The crash occurred on step 81,240 of my final molecular dynamics run,
and the atom that was identified as a problem was number 45191. So I
looked at the two PDB files that were dumped, and searched for atom
45191. I think that the first file describes the system immediately
before the crash, and the second file shows the results of the bad
calculations, am I correct? Here is a selected portion of each file,
showing atom 45191 and its neighbors:
step81240b_n4.pdb
ATOM 41009 OW SOL 1 74.590 46.654 65.507
ATOM 41010 HW1 SOL 1 74.580 47.272 66.294
ATOM 41011 HW2 SOL 1 73.700 46.205 65.425
ATOM 43679 OW SOL 1 71.579 49.011 70.894
ATOM 43680 HW1 SOL 1 71.730 49.197 69.924
ATOM 43681 HW2 SOL 1 71.013 49.735 71.288
ATOM 45191 OW SOL 1 72.656 46.524 71.131
ATOM 45192 HW1 SOL 1 72.614 45.938 70.322
ATOM 45193 HW2 SOL 1 72.389 47.455 70.883
ATOM 6926 OW SOL 1 75.926 46.701 73.317
ATOM 6927 HW1 SOL 1 75.024 46.674 72.886
ATOM 6928 HW2 SOL 1 76.564 47.194 72.724
ATOM 16016 OW SOL 1 73.244 51.473 72.961
ATOM 16017 HW1 SOL 1 73.712 51.310 72.092
ATOM 16018 HW2 SOL 1 73.472 52.387 73.296
step81240c_n4.pdb
ATOM 41009 OW SOL 1 74.582 46.669 65.502
ATOM 41010 HW1 SOL 1 74.582 47.320 66.260
ATOM 41011 HW2 SOL 1 73.689 46.221 65.445
ATOM 43679 OW SOL 1 -66321836.00084864872.00046148104.000
ATOM 43680 HW1 SOL 1 71.706 49.216 69.937
ATOM 43681 HW2 SOL 1 1085546624.000-1490344960.000-271069120.000
ATOM 45191 OW SOL 1 -176865.797532401.250-1222093.250
ATOM 45192 HW1 SOL 1 19264928.000-53927836.000125858544.000
ATOM 45193 HW2 SOL 1 72.351 47.488 70.877
ATOM 6926 OW SOL 1 75.925 46.703 73.302
ATOM 6927 HW1 SOL 1 75.021 46.680 72.875
ATOM 6928 HW2 SOL 1 76.562 47.196 72.710
ATOM 16016 OW SOL 1 73.240 51.478 72.957
ATOM 16017 HW1 SOL 1 73.728 51.296 72.103
ATOM 16018 HW2 SOL 1 73.442 52.407 73.266
WOW. Something went seriously wrong with four atoms in that step.
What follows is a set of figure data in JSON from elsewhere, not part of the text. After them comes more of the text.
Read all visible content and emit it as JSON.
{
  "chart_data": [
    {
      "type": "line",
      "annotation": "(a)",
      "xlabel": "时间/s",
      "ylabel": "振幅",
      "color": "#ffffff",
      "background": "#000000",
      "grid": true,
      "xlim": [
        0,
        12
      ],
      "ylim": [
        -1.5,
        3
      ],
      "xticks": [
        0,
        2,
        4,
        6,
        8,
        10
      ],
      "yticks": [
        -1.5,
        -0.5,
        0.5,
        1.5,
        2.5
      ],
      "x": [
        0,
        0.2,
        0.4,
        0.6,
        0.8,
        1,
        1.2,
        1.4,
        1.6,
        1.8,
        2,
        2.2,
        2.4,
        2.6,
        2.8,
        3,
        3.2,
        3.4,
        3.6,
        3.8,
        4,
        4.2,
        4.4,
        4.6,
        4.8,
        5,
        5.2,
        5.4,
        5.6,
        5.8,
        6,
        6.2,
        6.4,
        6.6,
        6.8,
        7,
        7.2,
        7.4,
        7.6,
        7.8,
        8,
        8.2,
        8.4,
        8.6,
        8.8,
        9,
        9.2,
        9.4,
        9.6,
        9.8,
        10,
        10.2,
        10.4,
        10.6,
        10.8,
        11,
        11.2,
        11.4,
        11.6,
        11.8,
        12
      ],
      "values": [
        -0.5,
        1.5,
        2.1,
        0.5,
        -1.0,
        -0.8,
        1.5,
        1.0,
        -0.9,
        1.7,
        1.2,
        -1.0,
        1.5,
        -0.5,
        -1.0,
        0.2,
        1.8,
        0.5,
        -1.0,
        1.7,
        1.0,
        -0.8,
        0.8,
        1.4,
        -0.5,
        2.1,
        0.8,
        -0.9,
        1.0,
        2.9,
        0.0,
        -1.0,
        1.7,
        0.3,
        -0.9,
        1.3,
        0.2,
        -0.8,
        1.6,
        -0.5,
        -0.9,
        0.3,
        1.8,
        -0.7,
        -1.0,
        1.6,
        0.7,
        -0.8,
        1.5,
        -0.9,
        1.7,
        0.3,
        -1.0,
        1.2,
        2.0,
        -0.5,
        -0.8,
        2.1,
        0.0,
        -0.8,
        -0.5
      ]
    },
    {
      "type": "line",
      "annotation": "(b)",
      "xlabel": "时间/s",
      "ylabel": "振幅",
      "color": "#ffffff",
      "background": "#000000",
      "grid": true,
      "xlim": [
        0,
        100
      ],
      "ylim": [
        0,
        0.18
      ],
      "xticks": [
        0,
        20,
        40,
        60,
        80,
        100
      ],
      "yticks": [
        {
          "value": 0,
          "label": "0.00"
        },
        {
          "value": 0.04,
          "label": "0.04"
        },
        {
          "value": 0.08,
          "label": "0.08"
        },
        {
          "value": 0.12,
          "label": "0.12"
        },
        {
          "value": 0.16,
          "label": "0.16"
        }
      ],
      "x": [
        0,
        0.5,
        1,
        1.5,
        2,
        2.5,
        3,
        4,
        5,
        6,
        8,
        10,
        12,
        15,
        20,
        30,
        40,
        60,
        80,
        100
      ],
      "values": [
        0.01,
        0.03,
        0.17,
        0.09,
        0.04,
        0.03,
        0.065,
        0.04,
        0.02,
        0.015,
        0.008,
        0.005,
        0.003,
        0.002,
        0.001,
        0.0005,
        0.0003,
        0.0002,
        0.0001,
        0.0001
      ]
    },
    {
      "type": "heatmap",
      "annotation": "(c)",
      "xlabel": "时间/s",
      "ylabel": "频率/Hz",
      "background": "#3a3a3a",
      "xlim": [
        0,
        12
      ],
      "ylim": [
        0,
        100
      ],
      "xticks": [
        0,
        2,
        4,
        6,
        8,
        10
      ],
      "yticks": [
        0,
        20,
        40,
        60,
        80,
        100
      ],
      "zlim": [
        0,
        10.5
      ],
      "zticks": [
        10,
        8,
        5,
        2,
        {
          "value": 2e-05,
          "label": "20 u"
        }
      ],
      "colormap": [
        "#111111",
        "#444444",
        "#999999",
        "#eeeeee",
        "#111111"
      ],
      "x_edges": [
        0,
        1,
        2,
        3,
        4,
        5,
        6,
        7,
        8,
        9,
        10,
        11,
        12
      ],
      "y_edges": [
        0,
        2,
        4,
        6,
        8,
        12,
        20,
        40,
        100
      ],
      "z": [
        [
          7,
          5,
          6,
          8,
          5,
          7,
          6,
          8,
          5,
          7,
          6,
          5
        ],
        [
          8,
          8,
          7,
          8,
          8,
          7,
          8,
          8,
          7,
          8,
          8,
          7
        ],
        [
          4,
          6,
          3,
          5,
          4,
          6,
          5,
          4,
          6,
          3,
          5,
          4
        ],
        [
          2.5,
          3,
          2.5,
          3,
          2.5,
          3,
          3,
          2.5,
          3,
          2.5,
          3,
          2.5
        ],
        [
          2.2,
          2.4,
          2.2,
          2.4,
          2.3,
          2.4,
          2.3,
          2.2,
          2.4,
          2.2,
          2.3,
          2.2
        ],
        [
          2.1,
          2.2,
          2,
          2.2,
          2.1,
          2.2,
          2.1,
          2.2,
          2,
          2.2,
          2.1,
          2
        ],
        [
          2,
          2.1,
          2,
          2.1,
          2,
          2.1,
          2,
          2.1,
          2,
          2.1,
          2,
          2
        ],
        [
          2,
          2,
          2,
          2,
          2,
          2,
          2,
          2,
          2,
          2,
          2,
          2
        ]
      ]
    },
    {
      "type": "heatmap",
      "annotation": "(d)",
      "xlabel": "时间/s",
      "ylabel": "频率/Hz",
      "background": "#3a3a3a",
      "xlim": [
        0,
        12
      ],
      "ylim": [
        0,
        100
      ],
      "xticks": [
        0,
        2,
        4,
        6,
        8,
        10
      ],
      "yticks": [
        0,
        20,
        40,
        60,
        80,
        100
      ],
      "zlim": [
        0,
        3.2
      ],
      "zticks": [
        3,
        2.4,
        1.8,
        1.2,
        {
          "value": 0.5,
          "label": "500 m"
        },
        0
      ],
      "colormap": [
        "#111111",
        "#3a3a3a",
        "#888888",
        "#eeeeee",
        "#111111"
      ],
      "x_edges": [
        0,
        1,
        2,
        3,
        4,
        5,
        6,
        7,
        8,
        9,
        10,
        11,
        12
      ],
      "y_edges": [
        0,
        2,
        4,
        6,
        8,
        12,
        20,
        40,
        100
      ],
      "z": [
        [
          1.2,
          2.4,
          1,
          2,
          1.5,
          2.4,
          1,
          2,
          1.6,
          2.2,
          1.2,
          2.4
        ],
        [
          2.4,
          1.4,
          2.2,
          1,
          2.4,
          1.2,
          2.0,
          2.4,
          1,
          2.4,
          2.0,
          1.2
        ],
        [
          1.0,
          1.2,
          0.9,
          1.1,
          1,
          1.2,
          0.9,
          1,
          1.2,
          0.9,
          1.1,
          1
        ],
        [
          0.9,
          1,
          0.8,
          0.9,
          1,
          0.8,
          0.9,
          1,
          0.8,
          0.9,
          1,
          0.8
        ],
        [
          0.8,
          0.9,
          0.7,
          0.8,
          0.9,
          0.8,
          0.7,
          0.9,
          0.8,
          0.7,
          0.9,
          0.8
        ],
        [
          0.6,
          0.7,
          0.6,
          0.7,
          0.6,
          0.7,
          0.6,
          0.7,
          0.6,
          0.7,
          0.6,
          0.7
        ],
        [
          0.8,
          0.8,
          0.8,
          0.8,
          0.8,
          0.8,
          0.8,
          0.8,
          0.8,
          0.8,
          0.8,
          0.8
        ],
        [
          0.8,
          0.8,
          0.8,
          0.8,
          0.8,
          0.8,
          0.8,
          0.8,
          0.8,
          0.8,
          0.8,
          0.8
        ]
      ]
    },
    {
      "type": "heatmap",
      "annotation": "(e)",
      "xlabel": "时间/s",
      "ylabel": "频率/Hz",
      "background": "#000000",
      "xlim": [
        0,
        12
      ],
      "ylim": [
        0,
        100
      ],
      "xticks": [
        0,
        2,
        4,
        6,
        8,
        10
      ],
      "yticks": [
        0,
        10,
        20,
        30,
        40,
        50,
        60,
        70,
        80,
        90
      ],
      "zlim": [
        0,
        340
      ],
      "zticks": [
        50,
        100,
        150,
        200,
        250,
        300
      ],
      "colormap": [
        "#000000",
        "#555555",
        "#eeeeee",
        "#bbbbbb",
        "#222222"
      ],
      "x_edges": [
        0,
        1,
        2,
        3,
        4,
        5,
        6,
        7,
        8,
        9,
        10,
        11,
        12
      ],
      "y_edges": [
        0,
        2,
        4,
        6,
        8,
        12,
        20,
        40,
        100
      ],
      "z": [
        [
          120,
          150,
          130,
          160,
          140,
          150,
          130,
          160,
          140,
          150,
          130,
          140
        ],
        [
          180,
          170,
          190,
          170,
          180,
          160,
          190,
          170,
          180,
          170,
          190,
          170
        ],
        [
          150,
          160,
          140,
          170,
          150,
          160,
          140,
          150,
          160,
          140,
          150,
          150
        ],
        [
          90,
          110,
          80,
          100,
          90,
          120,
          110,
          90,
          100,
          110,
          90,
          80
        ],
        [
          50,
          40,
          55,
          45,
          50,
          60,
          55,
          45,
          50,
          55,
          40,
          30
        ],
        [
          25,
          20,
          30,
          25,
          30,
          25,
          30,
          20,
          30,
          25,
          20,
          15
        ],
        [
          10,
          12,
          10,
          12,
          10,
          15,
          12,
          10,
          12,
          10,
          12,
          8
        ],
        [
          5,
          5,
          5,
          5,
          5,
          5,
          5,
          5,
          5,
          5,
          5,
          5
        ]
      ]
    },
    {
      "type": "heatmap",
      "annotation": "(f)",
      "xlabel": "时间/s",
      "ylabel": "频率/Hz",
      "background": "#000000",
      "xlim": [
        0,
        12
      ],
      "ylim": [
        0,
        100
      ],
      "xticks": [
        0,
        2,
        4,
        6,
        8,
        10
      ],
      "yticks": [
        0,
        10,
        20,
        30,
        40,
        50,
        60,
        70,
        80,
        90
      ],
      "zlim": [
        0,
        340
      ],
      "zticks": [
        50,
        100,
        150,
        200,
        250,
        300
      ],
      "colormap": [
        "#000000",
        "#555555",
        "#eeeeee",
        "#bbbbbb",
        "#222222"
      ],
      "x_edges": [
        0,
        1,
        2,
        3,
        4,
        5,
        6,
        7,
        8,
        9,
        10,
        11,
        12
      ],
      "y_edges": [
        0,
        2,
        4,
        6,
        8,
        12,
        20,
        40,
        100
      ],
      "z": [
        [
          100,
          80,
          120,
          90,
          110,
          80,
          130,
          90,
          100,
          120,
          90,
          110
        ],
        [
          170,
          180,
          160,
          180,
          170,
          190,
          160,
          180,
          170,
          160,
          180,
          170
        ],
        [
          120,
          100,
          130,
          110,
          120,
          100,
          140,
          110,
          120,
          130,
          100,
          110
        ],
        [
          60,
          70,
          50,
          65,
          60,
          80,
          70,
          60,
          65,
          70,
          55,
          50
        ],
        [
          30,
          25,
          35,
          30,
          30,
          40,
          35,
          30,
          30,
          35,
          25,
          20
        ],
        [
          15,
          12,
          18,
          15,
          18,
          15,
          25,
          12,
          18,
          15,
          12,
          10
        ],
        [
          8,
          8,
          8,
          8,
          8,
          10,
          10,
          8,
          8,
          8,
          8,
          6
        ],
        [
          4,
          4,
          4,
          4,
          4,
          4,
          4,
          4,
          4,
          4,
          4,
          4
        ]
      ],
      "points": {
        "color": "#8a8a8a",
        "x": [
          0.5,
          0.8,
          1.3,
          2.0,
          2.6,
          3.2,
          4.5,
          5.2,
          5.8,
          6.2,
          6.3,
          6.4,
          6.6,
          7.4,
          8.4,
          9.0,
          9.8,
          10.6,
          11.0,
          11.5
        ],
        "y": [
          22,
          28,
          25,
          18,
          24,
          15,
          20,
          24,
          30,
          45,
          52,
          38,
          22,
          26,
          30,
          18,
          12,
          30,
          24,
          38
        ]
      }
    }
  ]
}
Are
those even coordinates? For some reason, atom 45191 was selected as the
one to trigger the crash report. I looked through the whole PDB file
for other problems, and I found one more oxygen atom in another water
molecule which had similarly wild coordinates. It was half-way across
the domain, not even a neighbor of atom 45191.
I had a look at atom 45191 in PyMol, and there was nothing obviously
wrong with its position right before the crash. Stereo image here:
http://www.flickr.com/photos/15579975@N00/7553843726/
In the second crashed simulation, only a single abnormal atom was found
in the PDB file. The domain containing that water molecule did contain
a part of the protein, but the water molecule was nowhere near the
protein. Here's an image of that domain (unsettled water molecule
marked with an amber sphere):
http://www.flickr.com/photos/15579975@N00/7554770182/
I hope that helps to narrow down the problem. Thanks again.